Board composition and balance
The Board comprises a Non-Executive Chairman, three Independent Non-Executive Directors and two Executive Directors.
The posts of Chairman and Group Chief Executive are separated. The Chairman is responsible for the workings and leadership of the Board and for the balance of its membership. The Chief Executive is responsible for leading and managing the business within the authorities delegated by the Board.
The Executive Director Board members are Jeremy Helsby, CEO and Simon Shaw, CFO. Martin Angle, Timothy Ingram, Charles McVeigh are independent Non-Executive Directors. The Board considers that the Non-Executive Directors are independent of management and have no business or other relationship which could interfere materially with the exercise of their judgment.
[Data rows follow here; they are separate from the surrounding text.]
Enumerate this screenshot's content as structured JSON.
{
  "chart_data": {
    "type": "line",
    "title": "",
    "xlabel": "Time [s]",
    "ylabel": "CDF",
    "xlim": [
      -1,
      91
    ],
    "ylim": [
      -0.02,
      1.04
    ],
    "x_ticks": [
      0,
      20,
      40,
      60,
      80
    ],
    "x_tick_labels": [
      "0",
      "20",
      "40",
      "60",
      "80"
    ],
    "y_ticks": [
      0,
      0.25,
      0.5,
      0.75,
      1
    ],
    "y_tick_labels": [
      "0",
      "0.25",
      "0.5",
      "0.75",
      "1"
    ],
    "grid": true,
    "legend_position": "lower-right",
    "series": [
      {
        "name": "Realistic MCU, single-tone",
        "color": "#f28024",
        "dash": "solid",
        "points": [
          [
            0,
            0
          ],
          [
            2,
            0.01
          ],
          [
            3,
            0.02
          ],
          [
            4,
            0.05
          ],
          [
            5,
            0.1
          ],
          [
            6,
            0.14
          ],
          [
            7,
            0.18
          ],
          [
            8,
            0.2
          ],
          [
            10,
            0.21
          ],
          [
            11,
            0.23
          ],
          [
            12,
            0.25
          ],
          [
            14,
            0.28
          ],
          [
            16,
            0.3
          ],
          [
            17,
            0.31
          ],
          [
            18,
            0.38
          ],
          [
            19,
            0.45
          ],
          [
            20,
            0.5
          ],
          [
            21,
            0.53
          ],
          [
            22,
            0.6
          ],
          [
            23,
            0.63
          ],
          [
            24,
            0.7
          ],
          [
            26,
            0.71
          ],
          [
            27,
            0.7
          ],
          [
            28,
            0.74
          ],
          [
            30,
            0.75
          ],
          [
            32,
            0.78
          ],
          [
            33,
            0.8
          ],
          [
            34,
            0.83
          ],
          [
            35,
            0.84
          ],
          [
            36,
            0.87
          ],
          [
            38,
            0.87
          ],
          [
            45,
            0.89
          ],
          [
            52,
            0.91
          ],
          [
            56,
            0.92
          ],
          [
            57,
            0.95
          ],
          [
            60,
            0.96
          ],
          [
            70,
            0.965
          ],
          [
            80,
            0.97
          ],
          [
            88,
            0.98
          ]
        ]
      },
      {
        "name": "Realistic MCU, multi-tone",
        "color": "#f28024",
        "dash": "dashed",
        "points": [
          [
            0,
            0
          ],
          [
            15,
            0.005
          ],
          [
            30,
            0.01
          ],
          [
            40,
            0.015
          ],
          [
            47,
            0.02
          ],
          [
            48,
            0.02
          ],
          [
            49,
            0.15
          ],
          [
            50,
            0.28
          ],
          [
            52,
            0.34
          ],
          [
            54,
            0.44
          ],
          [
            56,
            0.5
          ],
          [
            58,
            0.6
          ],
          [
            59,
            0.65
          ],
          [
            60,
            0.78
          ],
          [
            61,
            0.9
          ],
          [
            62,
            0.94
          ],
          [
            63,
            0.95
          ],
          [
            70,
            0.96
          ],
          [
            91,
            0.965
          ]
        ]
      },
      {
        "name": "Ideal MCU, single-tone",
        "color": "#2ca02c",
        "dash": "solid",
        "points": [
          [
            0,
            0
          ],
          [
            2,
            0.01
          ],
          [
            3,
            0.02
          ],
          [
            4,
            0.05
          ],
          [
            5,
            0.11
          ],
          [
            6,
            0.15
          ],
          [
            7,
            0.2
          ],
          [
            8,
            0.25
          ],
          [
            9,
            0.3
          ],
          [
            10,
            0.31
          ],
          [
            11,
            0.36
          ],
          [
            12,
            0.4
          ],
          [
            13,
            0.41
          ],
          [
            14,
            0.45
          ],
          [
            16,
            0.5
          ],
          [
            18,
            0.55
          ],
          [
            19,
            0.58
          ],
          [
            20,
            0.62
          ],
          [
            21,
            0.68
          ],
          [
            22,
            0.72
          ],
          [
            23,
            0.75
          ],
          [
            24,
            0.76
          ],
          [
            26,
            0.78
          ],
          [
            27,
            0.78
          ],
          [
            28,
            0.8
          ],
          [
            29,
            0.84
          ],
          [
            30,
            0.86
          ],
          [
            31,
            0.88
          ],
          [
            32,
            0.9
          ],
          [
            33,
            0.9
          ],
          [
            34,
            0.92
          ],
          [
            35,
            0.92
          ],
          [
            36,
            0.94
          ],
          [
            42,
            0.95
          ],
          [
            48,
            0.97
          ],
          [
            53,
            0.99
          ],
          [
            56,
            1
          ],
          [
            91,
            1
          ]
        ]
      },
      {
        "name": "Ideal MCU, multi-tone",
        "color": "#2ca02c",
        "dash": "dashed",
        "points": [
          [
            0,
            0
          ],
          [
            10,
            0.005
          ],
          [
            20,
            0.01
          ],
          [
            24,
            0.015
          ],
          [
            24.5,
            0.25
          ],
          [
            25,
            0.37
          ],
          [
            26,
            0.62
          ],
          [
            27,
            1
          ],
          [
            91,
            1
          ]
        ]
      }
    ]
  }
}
Since 1 November 2004, Timothy Ingram has been the Senior Independent Director.
Functioning of the Board
The Directors receive management information, including financial, operating and strategic reports, in advance of Board meetings. The Board has adopted a formal schedule of matters specifically referred to it for decision making, although its primary role is to provide leadership and to review the overall strategic development of the Group as a whole. In addition, the Board sets the Group’s values and standards and ensure that it acts ethically and that its obligations to its shareholders are understood and met. The Board is specifically responsible for:
- approval of Group strategy and its budgetary and business plans;
- approval of significant investments, any decision to divest or close any Group business and capital expenditure;
- review of performance, assessed against the Group’s strategy, objectives, business plans and budgets;
- approval of annual and half year results and interim management statements, accounting policies and the appointment and, subject to shareholder approval, remuneration of the external auditors;
- approval of the dividend policy and interim dividends and the recommendation of final dividends;
- changes to the Group’s capital structure and the issue of any securities;
- establishing the Group’s risk appetite, system of internal control, governance and approval authorities;
- executive performance and succession planning, including the appointment of new Directors; and
- determining standard of ethics and policy in relation to business practice, health, safety, environment, social and community.
The Non-Executive Directors meet separately at least twice each year without the presence of the Executive Directors and also meet at least once a year without the Chairman, at which time the Chairman’s performance is appraised.
The Group Company Secretary is responsible for ensuring that Board procedures are followed and for advising the Board on governance matters.